The example has a main() function that prints out Hello, world!. It's not required for the test runner. The only reason it's there is because I didn't this sample in main.rs. If you don't put a main() function in that file the compiler yells at you.
The output in figure 7 includes running 1 test and test result: FAILED. 0 passed; 1 failed; That's because everything happens inside the single run_tests() function (i.e. it doesn't matter how many cases are in the TEST_DATA. It's always reported as a single test).

Building The Suite

I don't know how many test will end up in Neopolitan. Wouldn't surprise me if it breaks a thousand. Using this approach makes them easier to build. Adding the fact that it provides tests for other parsers makes it hard to beat.
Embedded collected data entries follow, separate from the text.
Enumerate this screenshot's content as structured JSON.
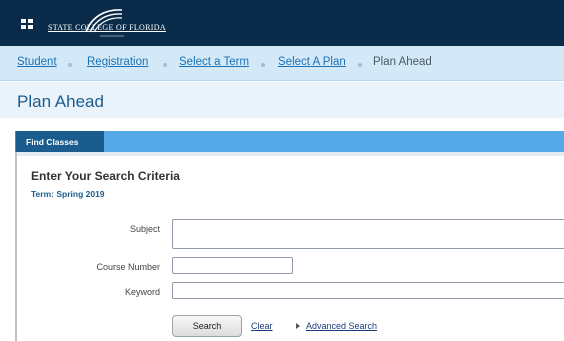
{
  "header": {
    "logo_text": "STATE COLLEGE OF FLORIDA",
    "menu_icon": "grid-menu-icon",
    "background_color": "#0a2c4a"
  },
  "breadcrumb": {
    "items": [
      "Student",
      "Registration",
      "Select a Term",
      "Select A Plan",
      "Plan Ahead"
    ]
  },
  "page_title": "Plan Ahead",
  "tabs": [
    {
      "label": "Find Classes",
      "active": true
    }
  ],
  "search_criteria": {
    "title": "Enter Your Search Criteria",
    "term": "Term: Spring 2019",
    "fields": {
      "subject_label": "Subject",
      "subject_value": "",
      "course_number_label": "Course Number",
      "course_number_value": "",
      "keyword_label": "Keyword",
      "keyword_value": ""
    },
    "search_button": "Search",
    "clear_link": "Clear",
    "advanced_search_link": "Advanced Search"
  },
  "colors": {
    "accent_blue": "#54a8e6",
    "tab_dark": "#1b5c8e",
    "link": "#1b72b5"
  }
}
Now, back to writing them.

-a

end of line

Footnotes

1 ⤴

Neopolitan plain-text format

The file format I designed to manage website content. It's like markdown on steroids.

2 ⤴

The first one that'll act as the standard to evaluate other parsers with.

3 ⤴

Giving the same input to different Markdown parsers results in different outputs. My goal is to prevent that with Neopolitan. I'm defining as many specific behaviors as I can think of to support that.